本文主要研究多通道体制SAR HRWS成像中的关键问题。首先,研究了一发多收(SIMO : Single Input Multiple Output)SAR距离/多普勒模糊抑制的问题,根据接收天线相对位置的差异,分为“单星SIMO-SAR”和“分布式SIMO-SAR”,它们的数据处理具有不同的特点。然后在一发多收研究成果的基础上,研究了多发多收SAR特有的正交波形设计和对应的成像处理等关键问题。具体研究内容安排如下:
第二章对“单星一发多收SAR”的多种实现模式进行了系统的对比研究。首先根据“最小天线面积约束”给出了品质因子的定义,用于评价系统的HRWS成像能力。然后从品质因子、距离/多普勒模糊抑制能力、信噪比、数据量、信号处理复杂度、盲区等方面分析对比了五类多通道接收SAR系统的优劣异同,得出了综合性能最优的系统方案—距离多通道接收的多相位中心方位多波束(DPC-MAB)系统。
第三章研究了单星距离多通道接收的DPC-MAB系统实现HRWS成像的问题。建立了一发多收DPC-MAB系统的信号模型,提出“谱分解法”完成回波的无模糊重构,并采用传统成像算法完成成像。在分析重构后回波的方位模糊比和信噪比的基础上,指出方位模糊比、信噪比与系统PRF的矛盾,提出利用相控阵天线并采用接收子阵列交叠接收以及宽发窄收两种方案予以妥善解决。给出了距离多通道接收的实现方案和信号处理方法,分析了其对信噪比的改善程度。
第四章研究了分布式SAR实现HRWS成像的问题。针对只存在沿航向基线的“SAR-Train”构形,提出一种回波预处理方案,可消除由沿航向基线引起的回波去相关,将构形转化为“DPC-MAB”模式,进而利用谱分解法解多普勒模糊;针对类似“TanDEM-X”的双站多相位中心SAR系统,提出在进行相位补偿之后,将双站多通道回波转化为双站回波,继而可采用双站成像算法进行成像;针对接收通道间存在切航向基线的分布式卫星SAR系统,提出将通道间回波历程差进行二阶近似、再分别补偿的方法。特别指出回波历程差随目标距离迁徙曲线空变的特性并提出了频域补偿方法。
第五章研究了多发多收(MIMO: Multiple Input Multiple Output)SAR改善HRWS成像性能的问题,主要集中在正交波形设计和相对应的成像算法。通过理论分析和仿真实验指出,同频带的相位编码信号和离散频率编码信号无法克服自相关函数和互相关函数积分旁瓣比之间的矛盾,不适合用于对地观测的MIMO-SAR;将正交性优良的步进频率LFM信号用于MIMO-SAR,给出了成像的信号处理方法和结果;进一步针对步进频率LFM信号各子带之间不能进行方位联合处理的缺点,将顺序发射的空-时正交波形用于MIMO-SAR,可获得更多的等效相位中心,显著改善系统的HRWS成像性能,同时避免了同频信号并发造成的相干暗斑,分析了空-时正交波形MIMO-SAR的模糊抑制性能,并给出了成像处理方法和仿真结果。
The capability of high resolution and wide swath (HRWS) imaging is desired by space based remote sensing and military reconnaissance. But for minimum antenna area constraint, there is an irreconcilable conflict between azimuth resolution and swath in single-channel SAR. This conflict can be mitigated via receiving with multiple channels. With the same resolution, multi-channel SAR can achieve much wider swath than single-channel SAR.

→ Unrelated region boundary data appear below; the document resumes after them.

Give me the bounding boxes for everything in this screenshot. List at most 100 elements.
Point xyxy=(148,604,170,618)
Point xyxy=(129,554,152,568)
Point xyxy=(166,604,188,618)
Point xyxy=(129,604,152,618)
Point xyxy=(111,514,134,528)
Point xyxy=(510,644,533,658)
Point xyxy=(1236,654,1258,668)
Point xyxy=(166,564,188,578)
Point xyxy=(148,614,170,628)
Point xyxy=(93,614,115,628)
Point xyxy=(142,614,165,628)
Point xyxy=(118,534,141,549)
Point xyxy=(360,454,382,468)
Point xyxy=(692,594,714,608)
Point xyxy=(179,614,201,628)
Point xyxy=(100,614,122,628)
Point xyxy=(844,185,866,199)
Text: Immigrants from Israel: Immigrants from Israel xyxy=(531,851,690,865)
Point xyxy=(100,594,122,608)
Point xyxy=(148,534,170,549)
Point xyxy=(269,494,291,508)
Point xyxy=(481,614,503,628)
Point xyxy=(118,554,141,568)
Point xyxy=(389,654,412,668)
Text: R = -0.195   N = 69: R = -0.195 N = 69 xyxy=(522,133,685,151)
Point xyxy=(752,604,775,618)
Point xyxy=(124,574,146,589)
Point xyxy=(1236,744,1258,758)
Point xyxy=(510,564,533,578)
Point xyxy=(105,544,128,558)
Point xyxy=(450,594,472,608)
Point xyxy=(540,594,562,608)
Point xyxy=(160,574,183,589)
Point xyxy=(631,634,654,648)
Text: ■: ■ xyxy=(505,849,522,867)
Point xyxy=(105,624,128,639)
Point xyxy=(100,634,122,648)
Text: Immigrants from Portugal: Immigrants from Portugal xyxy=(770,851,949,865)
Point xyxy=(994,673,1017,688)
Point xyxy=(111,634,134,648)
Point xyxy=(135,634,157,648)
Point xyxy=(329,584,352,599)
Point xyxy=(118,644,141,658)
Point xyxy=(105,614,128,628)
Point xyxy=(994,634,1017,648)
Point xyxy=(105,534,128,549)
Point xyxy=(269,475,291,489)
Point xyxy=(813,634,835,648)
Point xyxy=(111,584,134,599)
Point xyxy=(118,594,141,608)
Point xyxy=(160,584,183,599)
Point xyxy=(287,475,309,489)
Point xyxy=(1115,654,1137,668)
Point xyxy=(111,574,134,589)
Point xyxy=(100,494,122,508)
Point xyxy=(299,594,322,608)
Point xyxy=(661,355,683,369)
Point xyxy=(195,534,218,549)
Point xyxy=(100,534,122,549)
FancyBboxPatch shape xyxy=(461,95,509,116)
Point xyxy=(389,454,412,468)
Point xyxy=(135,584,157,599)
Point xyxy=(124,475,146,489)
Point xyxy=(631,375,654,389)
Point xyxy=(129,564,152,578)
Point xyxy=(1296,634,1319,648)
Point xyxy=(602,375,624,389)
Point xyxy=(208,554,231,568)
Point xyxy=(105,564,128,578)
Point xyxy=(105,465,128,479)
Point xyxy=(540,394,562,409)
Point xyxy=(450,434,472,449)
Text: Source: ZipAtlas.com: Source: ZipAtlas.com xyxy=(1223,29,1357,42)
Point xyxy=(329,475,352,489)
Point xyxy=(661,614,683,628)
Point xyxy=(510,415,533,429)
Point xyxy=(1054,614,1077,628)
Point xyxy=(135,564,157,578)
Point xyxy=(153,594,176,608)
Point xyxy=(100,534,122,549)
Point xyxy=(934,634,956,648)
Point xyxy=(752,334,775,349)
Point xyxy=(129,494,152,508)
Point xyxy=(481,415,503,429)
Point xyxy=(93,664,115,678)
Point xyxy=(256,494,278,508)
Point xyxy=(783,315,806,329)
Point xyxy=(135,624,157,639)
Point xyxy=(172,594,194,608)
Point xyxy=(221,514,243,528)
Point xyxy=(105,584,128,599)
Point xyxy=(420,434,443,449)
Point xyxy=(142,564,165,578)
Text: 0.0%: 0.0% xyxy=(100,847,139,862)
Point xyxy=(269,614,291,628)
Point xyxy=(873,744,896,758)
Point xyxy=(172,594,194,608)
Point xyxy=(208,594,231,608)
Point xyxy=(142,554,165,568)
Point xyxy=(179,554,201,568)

Several key problems for multiple-channel SAR imaging are investigated in this paper. Firstly , with regard to single-input and multiple-output (SIMO) SAR, suppression means for range-Doppler ambiguities are studied for the two formation of single platform and distributed satellite SAR respectively because they have different characteristics of distinct baselines among phase centers. Secondly, to multiple-input and multiple-output (MIMO) SAR, problems such as orthogonal waveform design are researched based on studies above for SIMO SAR.
Implementation form for SIMO SAR on single platform is comprehensively studied in Chapter 2. Firstly, merit factor for HRWS imaging evaluation is presented according to minimum antenna area constraint. Next, five multi-channel SAR systems are contrastively analyzed on several aspects, such as merit factor, capability for range-Doppler ambiguity suppression, signal to noise rate(SNR), data volume, complexity of signal processing, and blind swath. Conclusively, a reasonable system scheme, with displaced phase centers multiple azimuthal beam (DPC-MAB) and multiple receiving channel in range, is chosen as issue studied below.
DPC-MAB SAR with multiple receivers in range is studied in Chapter 3. After building signal model of SIMO SAR, decomposition spectrum algorithm is proposed to ambiguity-free reconstruction for multi-channel SAR echo, by which conventional imaging algorithms can be carried out to achieve HRWS imaging. SNR and azimuth ambiguity signal rate (AASR) of reconstructed data are analyzed and conclusion is drawn that there is conflict among SNR, AASR and PRF. So application of multiple overlapped receiving subapertures with phased array antenna is presented to handle this problem.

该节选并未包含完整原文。